We do not have a debt crisis. We have a spending crisis. There is only one way you get to a debt crisis — you spend too much money.Now, that last part is complete bullshit: While some people do just overspend, the way most people get into a "debt crisis" is a sudden emergency or turn of events, such as loss of a job, health issues, divorce, and so on. (In fact, health care costs are the single most common factor in personal bankruptcies, cited in 62% of cases.) Only the comfortably unafflicted such as Phillips who have never had the experience of daily calls from bill collectors or of having the idea of bankruptcy move out of the merely theoretical could continue to make the smug, condescending, and full of crap claim that he does.
But what I actually wanted to note was something else: The deceptive use of sources.
For one example, he cites a GAO report from March which he claimed showed
billions of tax dollars that were being squandered in duplicative, wasteful programs or ones that had completely failed or were fraudulent.Um, not really, no. The primary focus of the report was on waste, yes, but it was on waste due to inefficiency resulting from programs being scattered across various agencies, leading to duplication of efforts. Not that the programs themselves, i.e., their purposes and goals, were wasteful, but that the way they functioned was. The focus, that is, was not on the programs but on efficiency.
What's more, "failed" programs and "fraud" were mentioned neither in the cover letter attached to the report nor in its summary. In the body of the report they were mentioned only in passing as among possible causes of some cases of "improper payments."
Of course, Phillips would claim he'd been accurate because the word "fraud" did appear in the report, but clearly that is not what he expressed, which was that the report gave equal stress to "failed" programs and "fraud" as it did to inefficiency and laid equal blame on them for waste - which it flatly did not. Put another way and bearing in mind my definition of a lie is "a statement made with the intent to deceive," Phillips lied.
(Interestingly, Phillips in his "we're spending too much" fury doesn't get around to mentioning that the GAO's analysis also revealed duplication and inefficiencies in so-called tax expenditures - that is, it included means of "revenue increases," higher taxes, in its proposed fixes. I wonder how he missed that.)
Piling on the "I'm citing this source thinking you won't look closely at it if at all" bullshit, Phillips doubles down with this:
The GAO found in 2008 that more than 40 percent of the purchases made with government cards were improper, fraudulent or constituted embezzlement. These credit cards are being used to purchase Xboxes, lingerie and more.Again, a serious distortion of what the report actually says. What the GAO did was to test the internal fiscal controls of various agencies by asking for documentation that purchases had been properly authorized and that someone other than the cardholder signed for them when they came.
Using a statistical sample of purchase card transactions from July 1, 2005, through June 30, 2006, GAO estimated that nearly 41 percent of the transactions failed to meet either of these basic internal control standards.Note well: It doesn't say a damn thing there about fraud or embezzlement; it doesn't even assert the purchases were improper. Only that they weren't properly documented.
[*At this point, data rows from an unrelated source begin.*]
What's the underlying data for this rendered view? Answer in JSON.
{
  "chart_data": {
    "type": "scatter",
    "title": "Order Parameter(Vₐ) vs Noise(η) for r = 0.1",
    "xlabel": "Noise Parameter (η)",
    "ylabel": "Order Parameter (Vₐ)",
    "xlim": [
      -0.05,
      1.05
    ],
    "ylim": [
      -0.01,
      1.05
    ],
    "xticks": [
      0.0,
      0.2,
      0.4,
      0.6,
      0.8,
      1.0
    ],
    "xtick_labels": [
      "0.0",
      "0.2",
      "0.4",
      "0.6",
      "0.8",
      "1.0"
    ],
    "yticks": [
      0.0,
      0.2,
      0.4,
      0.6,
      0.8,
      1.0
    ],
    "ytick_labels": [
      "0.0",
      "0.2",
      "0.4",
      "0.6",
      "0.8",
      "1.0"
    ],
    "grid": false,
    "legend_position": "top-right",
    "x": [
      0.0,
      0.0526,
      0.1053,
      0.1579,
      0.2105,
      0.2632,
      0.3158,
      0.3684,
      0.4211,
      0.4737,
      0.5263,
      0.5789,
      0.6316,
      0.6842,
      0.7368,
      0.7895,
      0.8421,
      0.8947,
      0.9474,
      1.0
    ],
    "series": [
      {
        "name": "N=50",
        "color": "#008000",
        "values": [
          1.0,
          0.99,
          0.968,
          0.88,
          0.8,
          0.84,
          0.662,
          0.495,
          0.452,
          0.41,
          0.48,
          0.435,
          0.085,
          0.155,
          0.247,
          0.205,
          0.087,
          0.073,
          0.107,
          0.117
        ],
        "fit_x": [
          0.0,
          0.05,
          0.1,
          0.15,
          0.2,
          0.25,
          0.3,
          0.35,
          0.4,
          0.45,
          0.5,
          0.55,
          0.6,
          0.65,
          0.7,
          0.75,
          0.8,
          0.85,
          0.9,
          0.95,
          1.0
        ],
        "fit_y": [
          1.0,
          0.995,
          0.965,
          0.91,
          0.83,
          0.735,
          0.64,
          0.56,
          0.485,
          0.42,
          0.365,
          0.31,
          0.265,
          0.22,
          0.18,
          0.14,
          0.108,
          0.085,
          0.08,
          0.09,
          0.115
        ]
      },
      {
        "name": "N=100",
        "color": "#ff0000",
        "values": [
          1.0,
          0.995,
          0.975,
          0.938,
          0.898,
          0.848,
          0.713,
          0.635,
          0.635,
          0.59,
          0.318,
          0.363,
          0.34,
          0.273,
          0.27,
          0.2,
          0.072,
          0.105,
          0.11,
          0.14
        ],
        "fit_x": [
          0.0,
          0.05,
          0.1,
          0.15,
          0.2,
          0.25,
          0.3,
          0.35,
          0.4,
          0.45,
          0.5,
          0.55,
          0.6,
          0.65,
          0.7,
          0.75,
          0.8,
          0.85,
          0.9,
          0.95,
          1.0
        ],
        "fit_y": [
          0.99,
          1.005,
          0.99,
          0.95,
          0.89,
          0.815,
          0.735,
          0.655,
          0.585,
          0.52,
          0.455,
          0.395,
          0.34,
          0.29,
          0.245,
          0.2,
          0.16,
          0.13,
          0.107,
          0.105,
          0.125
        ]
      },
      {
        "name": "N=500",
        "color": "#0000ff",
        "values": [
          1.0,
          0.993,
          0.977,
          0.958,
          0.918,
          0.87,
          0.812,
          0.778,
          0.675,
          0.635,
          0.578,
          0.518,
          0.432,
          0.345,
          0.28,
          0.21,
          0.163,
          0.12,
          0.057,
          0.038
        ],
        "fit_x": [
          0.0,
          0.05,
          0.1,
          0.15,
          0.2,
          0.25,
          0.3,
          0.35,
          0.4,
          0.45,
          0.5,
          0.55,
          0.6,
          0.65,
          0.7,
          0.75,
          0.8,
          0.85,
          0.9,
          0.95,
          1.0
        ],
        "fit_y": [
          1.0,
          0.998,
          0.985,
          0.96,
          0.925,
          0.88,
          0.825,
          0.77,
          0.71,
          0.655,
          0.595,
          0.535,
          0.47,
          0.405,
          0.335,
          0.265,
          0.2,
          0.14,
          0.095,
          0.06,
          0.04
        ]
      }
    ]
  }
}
Again, Phillips would defend himself by noting that the GAO did go on to say that the lack of proper controls had lead to "examples of fraudulent, improper, and abusive purchase card use" and mentioned some specific cases. But again, that's not the essence of what he expressed, the impression he meant to give, which rather was that the GAO found that fraud and embezzlement make up 41% of government credit card purchases. That is, he lied.
His use of sources was thoroughly if unsurprisingly dishonest.
What was I just saying about Rule #13?
Footnote: The term "improper payment" was defined by the GAO as "any payment that should not have been made or that was made in an incorrect amount (including overpayments and underpayments) under statutory, contractual, administrative, or other legally applicable requirements. Reported improper payments also include payments for which insufficient or no documentation was found."
Which means "improper payments" can be a measure of government efficiency but not as the basis for a claim that government is "spending too much." That's not only because some of the payments may have been proper but just lack documentation, but because if the government underpays, the amount of the underpayment still gets added to the total of improper payments.
Just by way of example to make that clear, leave aside cases of inadequate documentation and just think of over- and underpayments, if the GAO had found $25 billion in overpayments and $100 billion in underpayments, it would record that as $125 billion in "improper payments." But instead of meaning the government spent $125 billion too much, it would actually mean it spent $75 billion too little.